Hobby Lobby, pluralism and faith-based institutions

The months of June and July have been busy for the U.S. government and faith-based institutions. On June 30, the Supreme Court held that a federal law protected Hobby Lobby, a Christian, family-owned business, saying Hobby Lobby could be exempt from certain provisions of the Affordable Care Act (ACA). In some ways the decision was quite narrow because it interpreted a federal law that can be amended; it did not make a clear statement about what the U.S. Constitution requires.

The Court said that under the statute government must take the least restrictive approach possible if it is going to restrict religious liberty. With respect to healthcare, the government had a variety of alternatives to achieve its goal of allowing Hobby Lobby to be exempt from part of the ACA. Many of us believe that the Court was signaling the approach it is going to take in future cases when Constitutional, as opposed to statutory, debates come before it.

Earlier in June, in anticipation of a favourable Hobby Lobby decision, a number of other lawsuits by Christian bakers, florists and photographers were put into place. They say that their faith-based businesses should also be exempt from other laws that interfere with their religious beliefs. In particular, they do not want to serve same-sex customers planning weddings.

The coming decade will be filled with litigation as the courts take these cases one by one and decide whether government has used the least restrictive alternative to achieve its interests in these situations.

At the same time that Hobby Lobby was decided, over a hundred faith-based institutions, many in the Reformed tradition, signed letters asking President Obama to exempt them from an executive order that requires companies receiving federal contracts to have non-discrimination policies with respect to the LGBT community. On July 21st, Obama ignored those letters and signed the executive order without a full exemption for religious institutions. Lawsuits are already being planned.

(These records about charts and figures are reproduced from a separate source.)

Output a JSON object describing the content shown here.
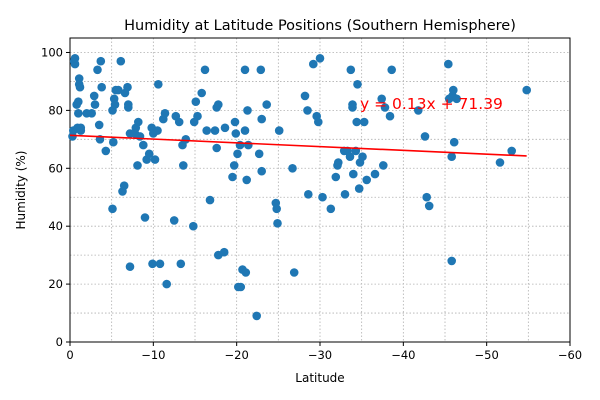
{
  "chart_data": {
    "type": "scatter",
    "title": "Humidity at Latitude Positions (Southern Hemisphere)",
    "xlabel": "Latitude",
    "ylabel": "Humidity (%)",
    "xlim": [
      0,
      -60
    ],
    "ylim": [
      0,
      105
    ],
    "xticks": [
      0,
      -10,
      -20,
      -30,
      -40,
      -50,
      -60
    ],
    "yticks": [
      0,
      20,
      40,
      60,
      80,
      100
    ],
    "grid": true,
    "point_color": "#1f77b4",
    "regression": {
      "label": "y = 0.13x + 71.39",
      "slope": 0.13,
      "intercept": 71.39,
      "x_range": [
        0,
        -54.8
      ],
      "color": "#ff0000"
    },
    "points": [
      [
        -0.3,
        71
      ],
      [
        -0.4,
        73
      ],
      [
        -0.5,
        97
      ],
      [
        -0.6,
        96
      ],
      [
        -0.6,
        98
      ],
      [
        -0.8,
        82
      ],
      [
        -0.9,
        74
      ],
      [
        -1.0,
        83
      ],
      [
        -1.0,
        79
      ],
      [
        -1.1,
        91
      ],
      [
        -1.1,
        89
      ],
      [
        -1.2,
        88
      ],
      [
        -1.3,
        73
      ],
      [
        -1.3,
        74
      ],
      [
        -2.0,
        79
      ],
      [
        -2.6,
        79
      ],
      [
        -2.9,
        85
      ],
      [
        -3.0,
        82
      ],
      [
        -3.3,
        94
      ],
      [
        -3.5,
        75
      ],
      [
        -3.6,
        70
      ],
      [
        -3.7,
        97
      ],
      [
        -3.8,
        88
      ],
      [
        -4.3,
        66
      ],
      [
        -5.1,
        46
      ],
      [
        -5.1,
        80
      ],
      [
        -5.2,
        69
      ],
      [
        -5.3,
        84
      ],
      [
        -5.4,
        82
      ],
      [
        -5.5,
        87
      ],
      [
        -5.8,
        87
      ],
      [
        -6.1,
        97
      ],
      [
        -6.3,
        52
      ],
      [
        -6.5,
        54
      ],
      [
        -6.6,
        86
      ],
      [
        -6.9,
        88
      ],
      [
        -7.0,
        81
      ],
      [
        -7.0,
        82
      ],
      [
        -7.2,
        72
      ],
      [
        -7.2,
        26
      ],
      [
        -7.8,
        72
      ],
      [
        -7.9,
        74
      ],
      [
        -8.1,
        61
      ],
      [
        -8.2,
        76
      ],
      [
        -8.4,
        71
      ],
      [
        -8.8,
        68
      ],
      [
        -9.0,
        43
      ],
      [
        -9.2,
        63
      ],
      [
        -9.5,
        65
      ],
      [
        -9.8,
        74
      ],
      [
        -9.9,
        27
      ],
      [
        -10.0,
        72
      ],
      [
        -10.2,
        63
      ],
      [
        -10.5,
        73
      ],
      [
        -10.6,
        89
      ],
      [
        -10.8,
        27
      ],
      [
        -11.2,
        77
      ],
      [
        -11.4,
        79
      ],
      [
        -11.6,
        20
      ],
      [
        -12.5,
        42
      ],
      [
        -12.7,
        78
      ],
      [
        -13.1,
        76
      ],
      [
        -13.3,
        27
      ],
      [
        -13.5,
        68
      ],
      [
        -13.6,
        61
      ],
      [
        -13.9,
        70
      ],
      [
        -14.8,
        40
      ],
      [
        -14.9,
        76
      ],
      [
        -15.1,
        83
      ],
      [
        -15.3,
        78
      ],
      [
        -15.8,
        86
      ],
      [
        -16.2,
        94
      ],
      [
        -16.4,
        73
      ],
      [
        -16.8,
        49
      ],
      [
        -17.4,
        73
      ],
      [
        -17.6,
        67
      ],
      [
        -17.6,
        81
      ],
      [
        -17.8,
        82
      ],
      [
        -17.8,
        30
      ],
      [
        -18.5,
        31
      ],
      [
        -18.6,
        74
      ],
      [
        -19.5,
        57
      ],
      [
        -19.7,
        61
      ],
      [
        -19.8,
        76
      ],
      [
        -19.9,
        72
      ],
      [
        -20.1,
        65
      ],
      [
        -20.2,
        19
      ],
      [
        -20.4,
        68
      ],
      [
        -20.5,
        19
      ],
      [
        -20.7,
        25
      ],
      [
        -21.0,
        94
      ],
      [
        -21.0,
        73
      ],
      [
        -21.1,
        24
      ],
      [
        -21.2,
        56
      ],
      [
        -21.3,
        80
      ],
      [
        -21.4,
        68
      ],
      [
        -22.4,
        9
      ],
      [
        -22.7,
        65
      ],
      [
        -22.9,
        94
      ],
      [
        -23.0,
        77
      ],
      [
        -23.0,
        59
      ],
      [
        -23.6,
        82
      ],
      [
        -24.7,
        48
      ],
      [
        -24.8,
        46
      ],
      [
        -24.9,
        41
      ],
      [
        -25.1,
        73
      ],
      [
        -26.7,
        60
      ],
      [
        -26.9,
        24
      ],
      [
        -28.2,
        85
      ],
      [
        -28.5,
        80
      ],
      [
        -28.6,
        51
      ],
      [
        -29.2,
        96
      ],
      [
        -29.6,
        78
      ],
      [
        -29.8,
        76
      ],
      [
        -30.0,
        98
      ],
      [
        -30.3,
        50
      ],
      [
        -31.3,
        46
      ],
      [
        -31.9,
        57
      ],
      [
        -32.1,
        61
      ],
      [
        -32.2,
        62
      ],
      [
        -32.9,
        66
      ],
      [
        -33.0,
        51
      ],
      [
        -33.3,
        66
      ],
      [
        -33.6,
        64
      ],
      [
        -33.7,
        94
      ],
      [
        -33.9,
        82
      ],
      [
        -33.9,
        81
      ],
      [
        -34.0,
        58
      ],
      [
        -34.3,
        66
      ],
      [
        -34.4,
        76
      ],
      [
        -34.5,
        89
      ],
      [
        -34.7,
        53
      ],
      [
        -34.8,
        62
      ],
      [
        -35.1,
        64
      ],
      [
        -35.3,
        76
      ],
      [
        -35.6,
        56
      ],
      [
        -36.6,
        58
      ],
      [
        -37.4,
        84
      ],
      [
        -37.6,
        61
      ],
      [
        -37.8,
        81
      ],
      [
        -38.4,
        78
      ],
      [
        -38.6,
        94
      ],
      [
        -41.8,
        80
      ],
      [
        -42.6,
        71
      ],
      [
        -42.8,
        50
      ],
      [
        -43.1,
        47
      ],
      [
        -45.4,
        96
      ],
      [
        -45.5,
        84
      ],
      [
        -45.8,
        64
      ],
      [
        -45.8,
        28
      ],
      [
        -45.9,
        85
      ],
      [
        -46.0,
        87
      ],
      [
        -46.1,
        69
      ],
      [
        -46.4,
        84
      ],
      [
        -51.6,
        62
      ],
      [
        -53.0,
        66
      ],
      [
        -54.8,
        87
      ]
    ]
  }
}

The obligations of pluralism

Many Reformed Christians were celebratory about Hobby Lobby and perplexed by President Obama’s decision. To them, American law has always protected the self-identity of faith-based institutions and it simply makes good sense to allow faith-based schools, hospitals and businesses the room they need to live according to their beliefs while they are serving the common good of the community in a variety of ways. This is not how many other Americans see the situation, however: some are reacting with strong anger toward Christians, calling them selfish for asking for exemption from laws that are crafted to protect working women’s health or the employment of LGBT workers.

In my introductory column a year ago I wrote about a Christian view of government that advocated for pluralism of institutions and pluralism of worldview. I said that to the extent possible government should protect a variety of worldviews and allow the people in different institutions to advocate for the policies of those institutions. Within this framework, Christian pluralists say that these exemptions are in keeping with the Reformed principle of sphere sovereignty. Different people and organizations in God’s creation have the room to define themselves according to what they believe they are called to.
The trouble is that although I believe in this principle, I also think that it is not persuasive to many partly because we have been careless in thinking through the obligations of pluralism.

First, sphere sovereignty is not about autonomy for institutions. It includes a conversation about responsibility. People in the Reformed tradition have always criticized those who argue for autonomy and freedom over community, responsibility and connectedness. We must hold ourselves to a higher standard and talk about what faith-based organizations owe the public they serve and the employees they hire. If a Christian baker refuses to serve a gay couple is that the same thing as refusing to serve an African American couple? How do we answer the hard questions related to the freedom to shape institutions according to our beliefs?

Second, if we are going to say that “worldview pluralism” should protect our unpopular decisions we should be the first in line to protect others. I see very little evidence of this in Reformed Christian communities, especially as it relates to public protection of LGBT folks. We should have been calling for legal protection of LGBT families from the very beginning. If our pluralism is mainly for ourselves it is not principled.

Hobby Lobby was an interesting case, but it left us with more questions than answers and more challenges to face. I think the Supreme Court will not look kindly on President Obama’s refusal to fully exempt faith-based institutions from his executive order, but I also think that before our Reformed institutions jump on the bandwagon to sue him, we should ask ourselves some tougher questions.
 

  • Julia Stronks has practiced law and is the Edward B. Lindaman Chair at Whitworth University, affiliated with the Presbyterian Church U.S.A. She lives in Spokane, Wash.